The project uses commit log data to explore various machine learning concepts:
• Predicting working days vs weekends from commit patterns
• Visualizing decision boundaries for different algorithms
• Handling multiclass classification with categorical features
• Preventing overfitting through proper data splitting
• Performing regression analysis on user behavior
• Discovering user groups through clustering
Implements binary classification using logistic regression to predict whether commits were made on weekdays or weekends. Features engineering extracts commit counts before and after midday as predictive features.
Compares three classification algorithms (logistic regression, SVM, decision trees) with decision boundary visualization. Demonstrates how different algorithms create different separation strategies for the same dataset.
Extends classification to predict specific weekdays using multiclass algorithms. Implements one-hot encoding for categorical features and includes random forest classification with feature importance analysis.

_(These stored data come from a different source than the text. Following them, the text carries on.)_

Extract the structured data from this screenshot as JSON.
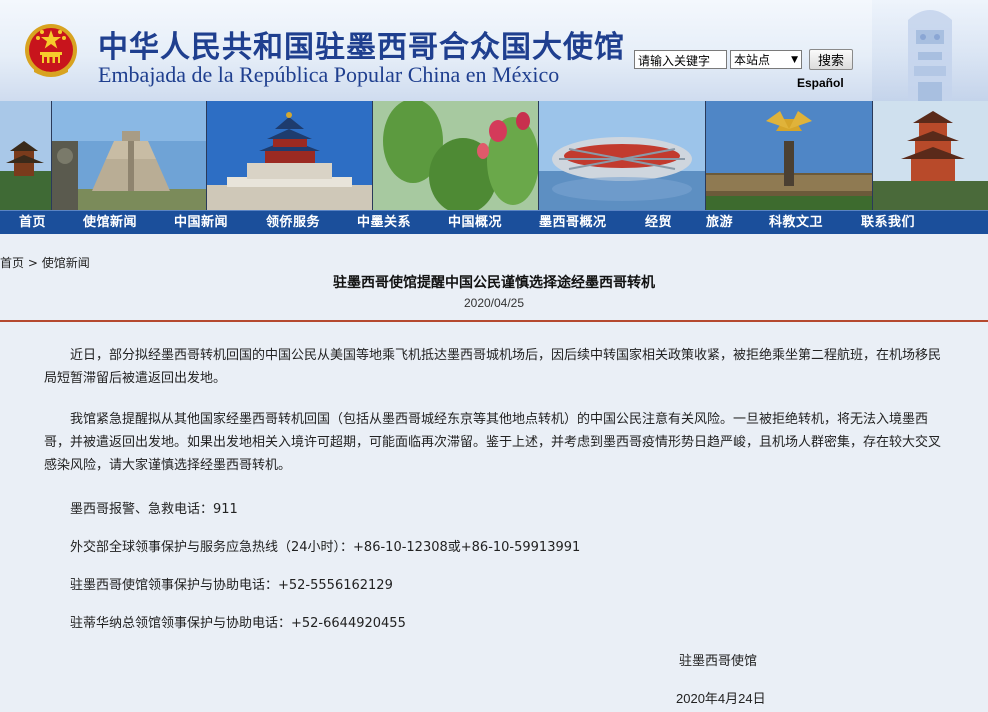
{
  "header": {
    "title_cn": "中华人民共和国驻墨西哥合众国大使馆",
    "title_es": "Embajada de la República Popular China en México",
    "search_placeholder": "请输入关键字",
    "scope_label": "本站点",
    "search_button": "搜索",
    "lang_link": "Español",
    "emblem_icon": "national-emblem-icon",
    "totem_icon": "aztec-totem-icon",
    "brand_color": "#1f3f8f"
  },
  "banner": {
    "photos": [
      "yellow-crane-tower",
      "chichen-itza-pyramid",
      "temple-of-heaven",
      "cactus-flowers",
      "birds-nest-stadium",
      "angel-of-independence",
      "yellow-crane-tower"
    ]
  },
  "nav": {
    "items": [
      "首页",
      "使馆新闻",
      "中国新闻",
      "领侨服务",
      "中墨关系",
      "中国概况",
      "墨西哥概况",
      "经贸",
      "旅游",
      "科教文卫",
      "联系我们"
    ],
    "color": "#1b4f9b"
  },
  "breadcrumb": {
    "home": "首页",
    "sep": ">",
    "section": "使馆新闻"
  },
  "article": {
    "title": "驻墨西哥使馆提醒中国公民谨慎选择途经墨西哥转机",
    "date": "2020/04/25",
    "p1": "近日，部分拟经墨西哥转机回国的中国公民从美国等地乘飞机抵达墨西哥城机场后，因后续中转国家相关政策收紧，被拒绝乘坐第二程航班，在机场移民局短暂滞留后被遣返回出发地。",
    "p2": "我馆紧急提醒拟从其他国家经墨西哥转机回国（包括从墨西哥城经东京等其他地点转机）的中国公民注意有关风险。一旦被拒绝转机，将无法入境墨西哥，并被遣返回出发地。如果出发地相关入境许可超期，可能面临再次滞留。鉴于上述，并考虑到墨西哥疫情形势日趋严峻，且机场人群密集，存在较大交叉感染风险，请大家谨慎选择经墨西哥转机。",
    "contact1": "墨西哥报警、急救电话：911",
    "contact2": "外交部全球领事保护与服务应急热线（24小时）：+86-10-12308或+86-10-59913991",
    "contact3": "驻墨西哥使馆领事保护与协助电话：+52-5556162129",
    "contact4": "驻蒂华纳总领馆领事保护与协助电话：+52-6644920455",
    "signature": "驻墨西哥使馆",
    "sign_date": "2020年4月24日",
    "rule_color": "#b5492f"
  }
}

Addresses overfitting through train-test splits and cross-validation techniques. Compares model performance using proper validation methods to ensure generalization to unseen data.
Implements regression analysis to predict average time deltas between deadlines and first commits. Uses user behavior data including newsfeed views and commit frequency as predictive features.
Applies unsupervised learning through clustering algorithms to identify user behavior patterns. Groups users based on their activity patterns for potential targeted interventions.
Feature Engineering: Custom extraction of temporal features from timestamp data
One-Hot Encoding: Converting categorical variables into numerical format for machine learning algorithms
Cross-Validation: K-fold validation for robust model evaluation
Decision Boundary Visualization: 2D plotting of algorithm decision surfaces
Train-Test Splitting: Proper data separation to prevent overfitting
Feature Importance Analysis: Identifying which variables contribute most to predictions
| Technology | Purpose |
|---|---|
| scikit-learn (0.23.1) | Primary machine learning library providing classification, regression, and clustering algorithms |
| Jupyter Notebook | Interactive development environment for data analysis and visualization |
| NumPy | Numerical computing library for array operations and mathematical functions |
| Pandas | Data manipulation and analysis library for structured data handling |
| Matplotlib | Plotting library for creating static visualizations and decision boundary plots |
├── src/
│ ├── ex00/
│ ├── ex01/
│ ├── ex02/
│ ├── ex03/
│ ├── ex04/
│ └── ex05/
└── data/
src/: Contains all exercise notebooks organized by topic, each focusing on specific machine learning concepts
data/: Storage directory for datasets used across exercises, including processed commit logs and user behavior data
Each exercise directory (src/ex00/, src/ex01/, etc.) contains a single Jupyter notebook that implements the complete machine learning pipeline for that specific technique, from data preprocessing through model evaluation and visualization.